When posting a message on an electronic forum such as an E-mail message or a Usenet article, a common practice is to have one or more lines of text automatically appended at the bottom of the message, contain some brief information on the author of the message.
This has the effect of "signing off" the message, and the set of lines is called a signature block (often abbreviated as sig block or just sig).

Information usually contained in a sig block includes the poster's name and email address, along with other contact details if required; URLs for sites owned or favoured by the author; and a witty or profound quotation is often included, or an ASCII art picture.

Since by definition these blocks are added automatically to a message, usually regardless of its content, there are guidelines of netiquette regarding their size. The most common guideline is: no more than four lines of less than eighty columns each. This keeps the overall size of the message down, conserving bandwidth as well as the time required to read the message, and ensures that eighty-column terminals (the most common terminal width by far) can display the sig block properly (sometimes the last column is reserved for displaying a continuation character, so using all eighty columns for text can result in a character wrapping to the next line).

The formatting of the sig block is prescribed somewhat more firmly: it should be displayed as plain text in a fixed-width font (no HTML, images, or other rich text), and must be delimited from the body of the message by a single line consisting of exactly two hyphens, followed by a space, followed by the end of line. This latter prescription, called "sig dashes", is both easy to remember, and allows software to automatically mark or remove the sig block, as the receiver desires.

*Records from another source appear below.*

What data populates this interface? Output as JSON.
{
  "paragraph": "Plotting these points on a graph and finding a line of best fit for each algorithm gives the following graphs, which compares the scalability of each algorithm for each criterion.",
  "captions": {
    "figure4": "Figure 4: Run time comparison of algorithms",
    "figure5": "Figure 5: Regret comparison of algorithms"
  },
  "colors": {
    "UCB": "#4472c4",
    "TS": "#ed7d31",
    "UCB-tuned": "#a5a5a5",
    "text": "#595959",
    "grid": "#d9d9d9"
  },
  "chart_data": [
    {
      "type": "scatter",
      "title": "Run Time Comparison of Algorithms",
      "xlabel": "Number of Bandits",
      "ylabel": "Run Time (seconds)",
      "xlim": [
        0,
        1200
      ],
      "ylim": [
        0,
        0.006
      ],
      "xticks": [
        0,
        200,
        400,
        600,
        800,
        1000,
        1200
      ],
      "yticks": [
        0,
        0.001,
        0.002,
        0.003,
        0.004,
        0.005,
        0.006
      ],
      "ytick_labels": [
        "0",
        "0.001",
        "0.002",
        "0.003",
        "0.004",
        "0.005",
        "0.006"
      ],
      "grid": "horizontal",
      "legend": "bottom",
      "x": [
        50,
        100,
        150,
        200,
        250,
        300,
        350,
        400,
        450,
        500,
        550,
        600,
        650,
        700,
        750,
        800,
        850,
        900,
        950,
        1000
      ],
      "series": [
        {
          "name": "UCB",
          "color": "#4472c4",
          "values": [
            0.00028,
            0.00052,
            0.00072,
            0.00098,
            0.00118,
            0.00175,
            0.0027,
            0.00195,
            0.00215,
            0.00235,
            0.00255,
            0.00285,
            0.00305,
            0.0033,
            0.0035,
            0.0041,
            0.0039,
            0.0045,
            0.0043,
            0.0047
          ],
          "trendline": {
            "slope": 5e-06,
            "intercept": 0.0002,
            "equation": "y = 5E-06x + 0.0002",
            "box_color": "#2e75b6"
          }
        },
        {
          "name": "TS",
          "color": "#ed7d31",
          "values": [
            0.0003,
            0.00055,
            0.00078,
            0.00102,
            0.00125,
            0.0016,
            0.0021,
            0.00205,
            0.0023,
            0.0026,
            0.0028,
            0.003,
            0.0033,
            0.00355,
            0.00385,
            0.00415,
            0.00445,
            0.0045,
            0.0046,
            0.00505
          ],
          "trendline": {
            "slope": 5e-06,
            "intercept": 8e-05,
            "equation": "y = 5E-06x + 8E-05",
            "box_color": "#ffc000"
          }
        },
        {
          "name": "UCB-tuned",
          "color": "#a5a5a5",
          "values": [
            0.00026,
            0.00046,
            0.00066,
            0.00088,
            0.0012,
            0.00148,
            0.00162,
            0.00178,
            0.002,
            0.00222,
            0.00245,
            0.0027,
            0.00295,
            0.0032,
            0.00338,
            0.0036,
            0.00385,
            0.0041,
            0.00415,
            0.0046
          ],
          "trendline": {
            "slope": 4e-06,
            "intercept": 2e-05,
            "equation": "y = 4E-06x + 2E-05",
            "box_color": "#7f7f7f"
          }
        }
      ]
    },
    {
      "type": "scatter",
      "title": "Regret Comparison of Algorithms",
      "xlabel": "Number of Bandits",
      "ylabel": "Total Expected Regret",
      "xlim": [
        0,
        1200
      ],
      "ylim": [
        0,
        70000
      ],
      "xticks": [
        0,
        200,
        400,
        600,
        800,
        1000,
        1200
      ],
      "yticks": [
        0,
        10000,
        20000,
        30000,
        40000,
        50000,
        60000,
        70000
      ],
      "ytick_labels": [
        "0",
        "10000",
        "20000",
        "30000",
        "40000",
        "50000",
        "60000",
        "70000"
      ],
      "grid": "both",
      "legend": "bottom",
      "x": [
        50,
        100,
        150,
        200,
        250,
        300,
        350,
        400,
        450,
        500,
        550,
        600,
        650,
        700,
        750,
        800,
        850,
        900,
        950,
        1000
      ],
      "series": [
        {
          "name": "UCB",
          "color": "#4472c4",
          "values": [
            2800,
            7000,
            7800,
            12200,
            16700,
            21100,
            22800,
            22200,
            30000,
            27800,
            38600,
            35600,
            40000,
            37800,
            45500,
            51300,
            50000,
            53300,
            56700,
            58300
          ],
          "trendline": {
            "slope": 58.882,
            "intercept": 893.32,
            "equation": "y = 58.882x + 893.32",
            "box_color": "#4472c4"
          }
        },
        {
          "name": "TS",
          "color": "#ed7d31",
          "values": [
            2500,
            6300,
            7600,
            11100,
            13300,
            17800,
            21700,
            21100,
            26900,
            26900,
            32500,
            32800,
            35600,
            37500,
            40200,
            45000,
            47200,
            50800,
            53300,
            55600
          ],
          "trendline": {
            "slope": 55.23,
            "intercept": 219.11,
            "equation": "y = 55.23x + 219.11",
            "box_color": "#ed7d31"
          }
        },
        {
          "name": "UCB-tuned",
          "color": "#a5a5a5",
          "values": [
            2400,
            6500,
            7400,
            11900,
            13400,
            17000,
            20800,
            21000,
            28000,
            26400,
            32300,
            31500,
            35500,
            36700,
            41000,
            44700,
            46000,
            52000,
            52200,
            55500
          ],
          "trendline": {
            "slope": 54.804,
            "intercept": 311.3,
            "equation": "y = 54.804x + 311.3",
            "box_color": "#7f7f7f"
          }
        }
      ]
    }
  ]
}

However, whether due to ignorance or disregard for these guidelines, a great many people use sig blocks larger than these dimensions, or formatted improperly. In past decades, such practice was referred to as warlording, named for one particular Usenet regular who openly flouted the guidelines with sig blocks stretching to many hundreds of lines of ASCII art on messages with little or no relevant content.

Many corporations have internal policies requiring outgoing emails to have lengthy "signatures" appended to them, listing dozens of contact methods, disclaiming legal liabilities, notifying of virus scanning and so forth. These corporate signatures are almost universally large (often larger than the message itself), and composed without regard for the netiquette guidelines described above; they are seen as obnoxious and irritating by many who receive them.